California. Here’s a waltz in your honor. Except I’m pretty sure it’s not even a waltz. Just pretend.


Friday, November 1, 2024

My Secret Career 34: Rowena

Occasionally something comes to you that seems like it came from someone/somewhere else.

Driving along one day in LA, I saw a street sign. Rowena.

Literally minutes later I was singing this song into my phone. I got home, dug out the guitar, and presto!

Rowena.

I am linking to two versions of the song.

The first is from brenwillsull’s 2018 album “I, Phone” and is an acoustic live performance captured by my iPhone.

The second from Sun Zed’s 2018 album “Sun Zed” and has drums, bass by Cashel, electric guitars and even (gasp) a little solo! This one works really well cranked thru headphones.

Here is Rowena. And Rowena.

Wednesday, October 30, 2024

My Secret Career 31: Morning Parties

My father used to wake us all up in the morning with a sailor’s chant. “Rise and shine, Sailors! Pretty little craft in sight!” He took joy in interrupting our sleep with a heave and a ho.

Our family motto is “Terra Marique Potens”, Latin for “Strong On Land And Sea”, a nod to our tradition and power. My Dad scoffed at the notion of the O’Malley family crest, which he saw as a British imposition on a Pagan Irish past. 

But I still love the snarling boar, the striking ship, the sails billowing with sea wind.

Melody’s mother made every day life celebratory. She found humor and fulfillment through the rituals of life that many people take for granted. She was one of those people who effortlessly stay grounded in the present moment and treat it like a  gift.

She was a teacher and students constantly talked about how deeply she affected their lives. A heroine of the highest order, to kids who needed it the most.

I wish they’d gotten to meet. 

They would have gotten a kick out of each other. I used them as a jumping off point for yet another love song. After all, they’re directly responsible for us meeting.

RIP Bill O’Malley 

RIP Wanda Garren

Morning Parties from 2018’s Sun Zed album by Sun Zed

Saturday, October 26, 2024

My Secret Career 23: New Mischief “Brainstorm” # 1 With A Bullet

I have been in exactly three bands. Fecund Youth, The Mahoneys and New Mischief. Who were a crew, not a band.

I knew Buzz through Andy. Andy and I had been roommates my first year in New York and had remained an integral part of my life. Somewhere in there he met Buzz. So I met Buzz, too. He held court at a bar near NYU and Washington Square Park.

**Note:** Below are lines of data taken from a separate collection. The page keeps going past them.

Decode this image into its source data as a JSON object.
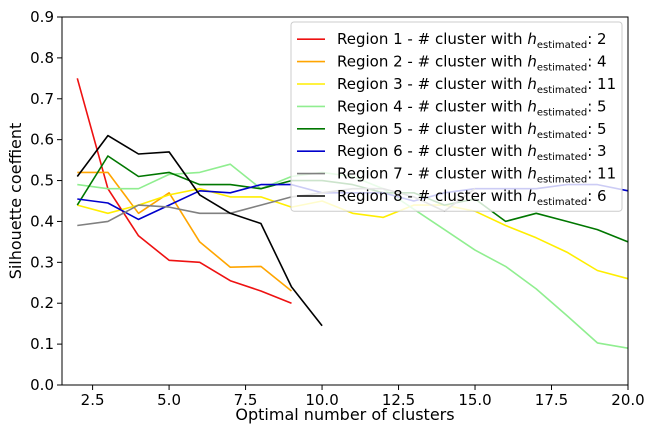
{
  "chart_data": {
    "type": "line",
    "title": "",
    "xlabel": "Optimal number of clusters",
    "ylabel": "Silhouette coeffient",
    "xlim": [
      1.5,
      20.0
    ],
    "ylim": [
      0.0,
      0.9
    ],
    "xticks": [
      2.5,
      5.0,
      7.5,
      10.0,
      12.5,
      15.0,
      17.5,
      20.0
    ],
    "xtick_labels": [
      "2.5",
      "5.0",
      "7.5",
      "10.0",
      "12.5",
      "15.0",
      "17.5",
      "20.0"
    ],
    "yticks": [
      0.0,
      0.1,
      0.2,
      0.3,
      0.4,
      0.5,
      0.6,
      0.7,
      0.8,
      0.9
    ],
    "ytick_labels": [
      "0.0",
      "0.1",
      "0.2",
      "0.3",
      "0.4",
      "0.5",
      "0.6",
      "0.7",
      "0.8",
      "0.9"
    ],
    "grid": false,
    "legend_position": "top-right",
    "series": [
      {
        "prefix": "Region 1 - # cluster with ",
        "h": "h",
        "sub": "estimated",
        "value": ": 2",
        "color": "#ee1111",
        "x": [
          2,
          3,
          4,
          5,
          6,
          7,
          8,
          9
        ],
        "y": [
          0.75,
          0.48,
          0.365,
          0.305,
          0.3,
          0.255,
          0.23,
          0.2
        ]
      },
      {
        "prefix": "Region 2 - # cluster with ",
        "h": "h",
        "sub": "estimated",
        "value": ": 4",
        "color": "#ffa500",
        "x": [
          2,
          3,
          4,
          5,
          6,
          7,
          8,
          9
        ],
        "y": [
          0.52,
          0.52,
          0.42,
          0.47,
          0.35,
          0.288,
          0.29,
          0.23
        ]
      },
      {
        "prefix": "Region 3 - # cluster with ",
        "h": "h",
        "sub": "estimated",
        "value": ": 11",
        "color": "#ffee00",
        "x": [
          2,
          3,
          4,
          5,
          6,
          7,
          8,
          9,
          10,
          11,
          12,
          13,
          14,
          15,
          16,
          17,
          18,
          19,
          20
        ],
        "y": [
          0.44,
          0.42,
          0.44,
          0.465,
          0.48,
          0.46,
          0.46,
          0.435,
          0.45,
          0.42,
          0.41,
          0.44,
          0.44,
          0.425,
          0.39,
          0.36,
          0.325,
          0.28,
          0.26
        ]
      },
      {
        "prefix": "Region 4 - # cluster with ",
        "h": "h",
        "sub": "estimated",
        "value": ": 5",
        "color": "#90ee90",
        "x": [
          2,
          3,
          4,
          5,
          6,
          7,
          8,
          9,
          10,
          11,
          12,
          13,
          14,
          15,
          16,
          17,
          18,
          19,
          20
        ],
        "y": [
          0.49,
          0.48,
          0.48,
          0.515,
          0.52,
          0.54,
          0.48,
          0.51,
          0.52,
          0.51,
          0.48,
          0.43,
          0.38,
          0.33,
          0.29,
          0.235,
          0.17,
          0.103,
          0.09
        ]
      },
      {
        "prefix": "Region 5 - # cluster with ",
        "h": "h",
        "sub": "estimated",
        "value": ": 5",
        "color": "#007700",
        "x": [
          2,
          3,
          4,
          5,
          6,
          7,
          8,
          9,
          10,
          11,
          12,
          13,
          14,
          15,
          16,
          17,
          18,
          19,
          20
        ],
        "y": [
          0.44,
          0.56,
          0.51,
          0.52,
          0.49,
          0.49,
          0.48,
          0.5,
          0.5,
          0.49,
          0.47,
          0.47,
          0.44,
          0.455,
          0.4,
          0.42,
          0.4,
          0.38,
          0.35
        ]
      },
      {
        "prefix": "Region 6 - # cluster with ",
        "h": "h",
        "sub": "estimated",
        "value": ": 3",
        "color": "#0000cc",
        "x": [
          2,
          3,
          4,
          5,
          6,
          7,
          8,
          9,
          10,
          11,
          12,
          13,
          14,
          15,
          16,
          17,
          18,
          19,
          20
        ],
        "y": [
          0.455,
          0.445,
          0.405,
          0.44,
          0.475,
          0.47,
          0.49,
          0.49,
          0.47,
          0.47,
          0.47,
          0.45,
          0.47,
          0.48,
          0.48,
          0.48,
          0.49,
          0.49,
          0.475
        ]
      },
      {
        "prefix": "Region 7 - # cluster with ",
        "h": "h",
        "sub": "estimated",
        "value": ": 11",
        "color": "#808080",
        "x": [
          2,
          3,
          4,
          5,
          6,
          7,
          8,
          9,
          10,
          11,
          12,
          13,
          14,
          15
        ],
        "y": [
          0.39,
          0.4,
          0.44,
          0.435,
          0.42,
          0.42,
          0.44,
          0.46,
          0.47,
          0.48,
          0.48,
          0.46,
          0.425,
          0.48
        ]
      },
      {
        "prefix": "Region 8 - # cluster with ",
        "h": "h",
        "sub": "estimated",
        "value": ": 6",
        "color": "#000000",
        "x": [
          2,
          3,
          4,
          5,
          6,
          7,
          8,
          9,
          10
        ],
        "y": [
          0.51,
          0.61,
          0.565,
          0.57,
          0.465,
          0.42,
          0.395,
          0.24,
          0.145
        ]
      }
    ]
  }
}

I would meet Andy there close to closing time and then Buzz would lock the doors and we would have the run of the place.

When Andy told me that Buzz had recorded some hip hop tracks, I insisted he come out to Windsor Terrace and visit the basement. Buzz is an imposing person and he seemed like a panther in a kitty cage down there with those low ceilings and tiny spaces.

The whole thing was a brainstorm. Over the course of a couple of months, Buzz would pop over and we would work on the three tracks we initially concocted.

My facility with an electric guitar has never been higher and the sonic textures Timothy was presenting me to play over extracted a level of creativity that I was unaware I possessed. When he played me the drumbeat he had in mind for “Brainstorm”, I knew exactly what to do.

The structure of the song is classic. Instrumental intro with beatbox, Pimp Fu declaration, Bomer-B verse, Buzz verse, Pimp outro, instrumental outro.

I keep talking about the alternate universe, but God Damn King Kong if this motherfucker ain’t a hit.

There aren’t too many rap crews left these days. The solo pursuit has obliterated the sense of unity and support that is integral to crews or bands. I am glad to say I was, for a brief moment, a member of a crew.